One's body image is based on how one feels about his or her appearance. People ascribe meaning to various body images and what it means to be masculine and feminine, and then one tries to align one's desired body image with the corresponding body type.
Having a negative or distorted body image is a central feature in an eating disorder and is a symptom of deeper underlying problems, such as low self-esteem and identity issues. Even when the eating disordered individual has no apparent obsession with appearance, there are reasons, although perhaps sub-conscious ones, why one strives for a certain body image.
Due to the meaning and value people give to body image, it is difficult to help clients move from negative to positive beliefs about self.
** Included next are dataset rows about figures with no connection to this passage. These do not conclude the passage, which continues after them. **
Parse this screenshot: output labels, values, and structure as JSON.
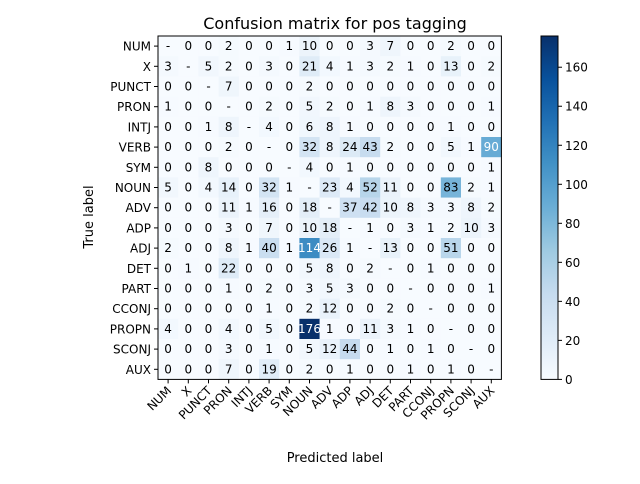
{
  "chart_data": {
    "type": "heatmap",
    "title": "Confusion matrix for pos tagging",
    "xlabel": "Predicted label",
    "ylabel": "True label",
    "labels": [
      "NUM",
      "X",
      "PUNCT",
      "PRON",
      "INTJ",
      "VERB",
      "SYM",
      "NOUN",
      "ADV",
      "ADP",
      "ADJ",
      "DET",
      "PART",
      "CCONJ",
      "PROPN",
      "SCONJ",
      "AUX"
    ],
    "matrix": [
      [
        "-",
        "0",
        "0",
        "2",
        "0",
        "0",
        "1",
        "10",
        "0",
        "0",
        "3",
        "7",
        "0",
        "0",
        "2",
        "0",
        "0"
      ],
      [
        "3",
        "-",
        "5",
        "2",
        "0",
        "3",
        "0",
        "21",
        "4",
        "1",
        "3",
        "2",
        "1",
        "0",
        "13",
        "0",
        "2"
      ],
      [
        "0",
        "0",
        "-",
        "7",
        "0",
        "0",
        "0",
        "2",
        "0",
        "0",
        "0",
        "0",
        "0",
        "0",
        "0",
        "0",
        "0"
      ],
      [
        "1",
        "0",
        "0",
        "-",
        "0",
        "2",
        "0",
        "5",
        "2",
        "0",
        "1",
        "8",
        "3",
        "0",
        "0",
        "0",
        "1"
      ],
      [
        "0",
        "0",
        "1",
        "8",
        "-",
        "4",
        "0",
        "6",
        "8",
        "1",
        "0",
        "0",
        "0",
        "0",
        "1",
        "0",
        "0"
      ],
      [
        "0",
        "0",
        "0",
        "2",
        "0",
        "-",
        "0",
        "32",
        "8",
        "24",
        "43",
        "2",
        "0",
        "0",
        "5",
        "1",
        "90"
      ],
      [
        "0",
        "0",
        "8",
        "0",
        "0",
        "0",
        "-",
        "4",
        "0",
        "1",
        "0",
        "0",
        "0",
        "0",
        "0",
        "0",
        "1"
      ],
      [
        "5",
        "0",
        "4",
        "14",
        "0",
        "32",
        "1",
        "-",
        "23",
        "4",
        "52",
        "11",
        "0",
        "0",
        "83",
        "2",
        "1"
      ],
      [
        "0",
        "0",
        "0",
        "11",
        "1",
        "16",
        "0",
        "18",
        "-",
        "37",
        "42",
        "10",
        "8",
        "3",
        "3",
        "8",
        "2"
      ],
      [
        "0",
        "0",
        "0",
        "3",
        "0",
        "7",
        "0",
        "10",
        "18",
        "-",
        "1",
        "0",
        "3",
        "1",
        "2",
        "10",
        "3"
      ],
      [
        "2",
        "0",
        "0",
        "8",
        "1",
        "40",
        "1",
        "114",
        "26",
        "1",
        "-",
        "13",
        "0",
        "0",
        "51",
        "0",
        "0"
      ],
      [
        "0",
        "1",
        "0",
        "22",
        "0",
        "0",
        "0",
        "5",
        "8",
        "0",
        "2",
        "-",
        "0",
        "1",
        "0",
        "0",
        "0"
      ],
      [
        "0",
        "0",
        "0",
        "1",
        "0",
        "2",
        "0",
        "3",
        "5",
        "3",
        "0",
        "0",
        "-",
        "0",
        "0",
        "0",
        "1"
      ],
      [
        "0",
        "0",
        "0",
        "0",
        "0",
        "1",
        "0",
        "2",
        "12",
        "0",
        "0",
        "2",
        "0",
        "-",
        "0",
        "0",
        "0"
      ],
      [
        "4",
        "0",
        "0",
        "4",
        "0",
        "5",
        "0",
        "176",
        "1",
        "0",
        "11",
        "3",
        "1",
        "0",
        "-",
        "0",
        "0"
      ],
      [
        "0",
        "0",
        "0",
        "3",
        "0",
        "1",
        "0",
        "5",
        "12",
        "44",
        "0",
        "1",
        "0",
        "1",
        "0",
        "-",
        "0"
      ],
      [
        "0",
        "0",
        "0",
        "7",
        "0",
        "19",
        "0",
        "2",
        "0",
        "1",
        "0",
        "0",
        "1",
        "0",
        "1",
        "0",
        "-"
      ]
    ],
    "colorbar": {
      "range": [
        0,
        176
      ],
      "ticks": [
        0,
        20,
        40,
        60,
        80,
        100,
        120,
        140,
        160
      ]
    },
    "colormap": {
      "low": "#f7fbff",
      "high": "#08306b"
    },
    "grid": false
  }
}
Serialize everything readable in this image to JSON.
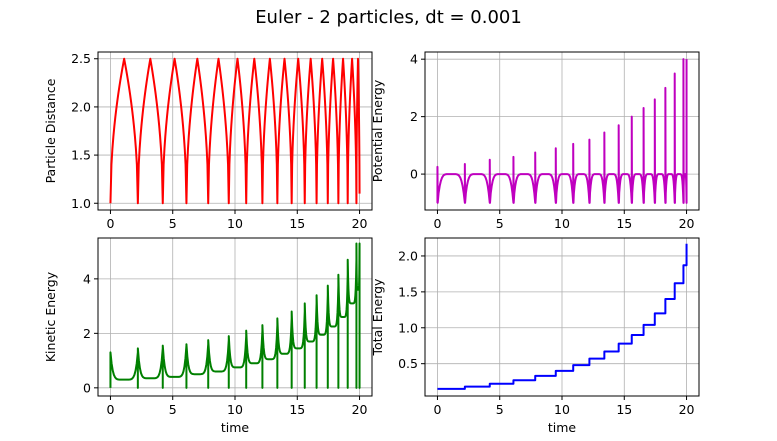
{
  "figure": {
    "title": "Euler - 2 particles, dt = 0.001"
  },
  "chart_data": [
    {
      "type": "line",
      "title": "",
      "xlabel": "",
      "ylabel": "Particle Distance",
      "color": "#ff0000",
      "xlim": [
        -1,
        21
      ],
      "ylim": [
        0.93,
        2.57
      ],
      "xticks": [
        0,
        5,
        10,
        15,
        20
      ],
      "yticks": [
        1.0,
        1.5,
        2.0,
        2.5
      ],
      "ytick_labels": [
        "1.0",
        "1.5",
        "2.0",
        "2.5"
      ],
      "grid": true,
      "shape": "collision-triangle",
      "collision_times": [
        0,
        2.2,
        4.2,
        6.1,
        7.85,
        9.5,
        10.9,
        12.2,
        13.4,
        14.55,
        15.6,
        16.55,
        17.45,
        18.3,
        19.05,
        19.75
      ],
      "end": {
        "x": 20.0,
        "y": 1.1
      },
      "x": [],
      "y": [],
      "peak": 2.5,
      "base": 1.0
    },
    {
      "type": "line",
      "title": "",
      "xlabel": "",
      "ylabel": "Potential Energy",
      "color": "#bf00bf",
      "xlim": [
        -1,
        21
      ],
      "ylim": [
        -1.25,
        4.25
      ],
      "xticks": [
        0,
        5,
        10,
        15,
        20
      ],
      "yticks": [
        0,
        2,
        4
      ],
      "ytick_labels": [
        "0",
        "2",
        "4"
      ],
      "grid": true,
      "shape": "potential-spikes",
      "collision_times": [
        0,
        2.2,
        4.2,
        6.1,
        7.85,
        9.5,
        10.9,
        12.2,
        13.4,
        14.55,
        15.6,
        16.55,
        17.45,
        18.3,
        19.05,
        19.75
      ],
      "spike_peaks": [
        0.25,
        0.35,
        0.5,
        0.6,
        0.75,
        0.9,
        1.05,
        1.2,
        1.45,
        1.7,
        2.0,
        2.3,
        2.6,
        3.0,
        3.5,
        4.0
      ],
      "x": [],
      "y": []
    },
    {
      "type": "line",
      "title": "",
      "xlabel": "time",
      "ylabel": "Kinetic Energy",
      "color": "#008000",
      "xlim": [
        -1,
        21
      ],
      "ylim": [
        -0.3,
        5.5
      ],
      "xticks": [
        0,
        5,
        10,
        15,
        20
      ],
      "yticks": [
        0,
        2,
        4
      ],
      "ytick_labels": [
        "0",
        "2",
        "4"
      ],
      "grid": true,
      "shape": "kinetic-spikes",
      "collision_times": [
        0,
        2.2,
        4.2,
        6.1,
        7.85,
        9.5,
        10.9,
        12.2,
        13.4,
        14.55,
        15.6,
        16.55,
        17.45,
        18.3,
        19.05,
        19.75
      ],
      "spike_peaks": [
        1.3,
        1.45,
        1.55,
        1.6,
        1.75,
        1.9,
        2.1,
        2.3,
        2.55,
        2.8,
        3.1,
        3.4,
        3.75,
        4.15,
        4.7,
        5.3
      ],
      "trough_mins": [
        0.3,
        0.35,
        0.4,
        0.5,
        0.6,
        0.75,
        0.9,
        1.05,
        1.25,
        1.45,
        1.7,
        1.95,
        2.25,
        2.6,
        3.1,
        3.6
      ],
      "x": [],
      "y": []
    },
    {
      "type": "line",
      "title": "",
      "xlabel": "time",
      "ylabel": "Total Energy",
      "color": "#0000ff",
      "xlim": [
        -1,
        21
      ],
      "ylim": [
        0.05,
        2.25
      ],
      "xticks": [
        0,
        5,
        10,
        15,
        20
      ],
      "yticks": [
        0.5,
        1.0,
        1.5,
        2.0
      ],
      "ytick_labels": [
        "0.5",
        "1.0",
        "1.5",
        "2.0"
      ],
      "grid": true,
      "shape": "staircase",
      "step_times": [
        0,
        2.2,
        4.2,
        6.1,
        7.85,
        9.5,
        10.9,
        12.2,
        13.4,
        14.55,
        15.6,
        16.55,
        17.45,
        18.3,
        19.05,
        19.75,
        20.0
      ],
      "step_levels": [
        0.15,
        0.18,
        0.22,
        0.27,
        0.33,
        0.4,
        0.48,
        0.57,
        0.67,
        0.78,
        0.9,
        1.04,
        1.2,
        1.4,
        1.62,
        1.87,
        2.17
      ],
      "x": [],
      "y": []
    }
  ]
}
The client needs to learn new, healthier, positive ways of thinking about self, such as to learn to accept his or her body's flaws and to value internal worth over external appearance.
Current research suggests the following about males with eating disorders:
While women tend to be "fixated on weight" and "thinness," men tend to be more concerned with building a muscular body "shape" (Roloff, 2004).
Males tend to manage weight by fasting and exercising. Men are not as likely as women to lose weight through dieting and abusing diet pills, laxatives, and diuretics (Roloff, 2004).
Boys tend to form an image of their body and self-worth based upon the comments of peers, such as through nicknames and teasing. Halperin (1996) explained that through the socialization and camaraderie of sport teams, males form a concept of their body image.
Boys and men's body images are formed by the attitudes and beliefs the culture attributes to the meaning of masculinity, including the traits of independence, competitiveness, strength, and aggressiveness. Those who do not conform to the culture's ideal image tend to have a lower self-esteem than those who do conform. When males fail to live-up to these masculine expectations, they feel emotionally isolated, and this leads to problem behaviors (Kearney-Cooke and Steichen-Asch, 1990). These problem behaviors may take the form of eating disordered beliefs and behaviors.
Males tend to start dieting in response to actually being overweight, while females tend to diet because they "feel" fat despite not being overweight (Andersen, 1992).
While females diet to improve physical attractiveness (- thinking thinner is better), men tend to diet to achieve sports-related goals, reap health benefits, and avoid future medical problems (Andersen, 1992).
Maintaining a thin, toned body and exercising makes many men feel more masculine and in control. They believe their reward for working out will be greater admiration and respect from others (Andersen, 1992).
Andersen, A. E. (1992) Eating Disorders in Males in "Controlling Eating Disorders with Facts, Advice, and Resources" by ed. R. Lemberg (Phoenix, AZ: The Oryx Press) pp. 21-28.
Halperin, E. N. (1996) "The Role of Socialization in Male Anorexia Nervosa: Two Cases" in Child Psychiatry and Human Development, 26 (3), pp. 159-168.
Kearney-Cooke, A. & Steichen-Asch, E. (1990) "Men, Body Image, and Eating Disorders" in Males and Eating Disorders by ed. A. E. Andersen (New York: Brunner/Mazel) pp. 54-74.
Roloff, Mark (2004) Males and Eating Disorders presentation at 2004 National Eating Disorders Association Conference.